A good way to keep yourself from looking bored is to smile throughout your video. If this doesn’t work because you are far too serious of an artiste, think of making evil faces, angry faces or using other expressions that will keep you from appearing like you are out of it. Encourage everyone in the video to do the same.
Promote Your Video
Now that you’ve spent a bunch of time and money on your video, you want as many people to see it as possible. Here are some tips for getting it out there.
Plan a Release Date
Once you have an idea of when the video will be ready, plan a release date. Then build excitement around the release.
Tease people by showing them snippets of the video that can be posted on social media sites like Instagram and Facebook and more.
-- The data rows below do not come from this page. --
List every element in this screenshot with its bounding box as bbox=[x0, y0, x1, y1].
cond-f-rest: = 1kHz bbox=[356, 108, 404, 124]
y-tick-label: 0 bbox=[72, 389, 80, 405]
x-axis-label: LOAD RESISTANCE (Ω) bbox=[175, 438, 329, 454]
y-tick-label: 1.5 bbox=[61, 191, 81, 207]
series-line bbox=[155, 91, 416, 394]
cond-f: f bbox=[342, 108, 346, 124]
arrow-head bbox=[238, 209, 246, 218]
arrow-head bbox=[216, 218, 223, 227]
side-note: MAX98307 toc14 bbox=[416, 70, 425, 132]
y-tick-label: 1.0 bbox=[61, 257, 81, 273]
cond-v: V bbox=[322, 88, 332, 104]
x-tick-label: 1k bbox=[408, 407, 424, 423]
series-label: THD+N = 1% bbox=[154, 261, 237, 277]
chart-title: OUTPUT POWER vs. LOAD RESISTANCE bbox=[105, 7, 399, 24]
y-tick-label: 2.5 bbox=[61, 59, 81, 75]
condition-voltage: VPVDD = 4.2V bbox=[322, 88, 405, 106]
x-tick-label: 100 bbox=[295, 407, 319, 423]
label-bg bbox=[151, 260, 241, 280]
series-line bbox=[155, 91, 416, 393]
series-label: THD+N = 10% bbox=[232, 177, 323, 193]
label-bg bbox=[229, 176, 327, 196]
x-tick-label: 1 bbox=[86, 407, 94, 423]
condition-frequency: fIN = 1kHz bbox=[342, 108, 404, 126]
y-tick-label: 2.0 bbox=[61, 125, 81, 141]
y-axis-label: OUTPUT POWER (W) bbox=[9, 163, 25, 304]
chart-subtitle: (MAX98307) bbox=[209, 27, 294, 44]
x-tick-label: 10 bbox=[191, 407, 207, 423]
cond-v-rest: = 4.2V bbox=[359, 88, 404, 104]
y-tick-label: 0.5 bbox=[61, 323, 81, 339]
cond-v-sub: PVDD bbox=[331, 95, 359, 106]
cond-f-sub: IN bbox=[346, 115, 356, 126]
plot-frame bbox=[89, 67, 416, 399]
You can also plan a video release party. You can book a gig and see if the club owner will let you use a screen or TV so you can show everyone your video before you play.
Alternately, you can make it more about the video by renting a space for the showing. This can be an exclusive, upscale event where you serve people appetizers and beverages. You may also want your band to perform a set to make the night more exciting.
Make fliers that you can post on social media advertising the video release so people will be looking out for it when the big day rolls around.
Put it on the Right Channels
There are several social media sites where you can post videos. YouTube and Vimeo are chief among them, but there are other platforms that are great for posting videos including the following:
Of course, not all of these are right for every band. Think of the platforms that work best for you and do your best to get your video out there.
Keep in mind that different platforms have different requirements concerning the size and length of the video being posted. You might not have to adhere to their exact specifications to post, but doing so will ensure your video looks great on a variety of devices and gets maximum engagement.
Use the Right Thumbnails
Sites like YouTube will let you create a thumbnail of your video. An exciting looking thumbnail will make people want to learn more about the video, so they are more likely to watch. Scan your video carefully to find scenes that make people ask… WTF? The use those as your thumbnail.
Certain platforms will give you tools that will help you optimize your video so it’s more likely to show up on search pages when people type in relevant terms.
YouTube, for example, gives you the option of adding tags and meta descriptions that will increase your online visibility.
Instagram gives you the option of adding hashtags. That means, your video will show up in the feeds of people that follow those hashtags getting you more views.
A video is a great way to promote a band. But a video that’s fun, engaging and looks great will get your band even more attention.
The tips in this article will help you create a video that is sure to get you noticed. What concepts will you be coming up with to push your music forward?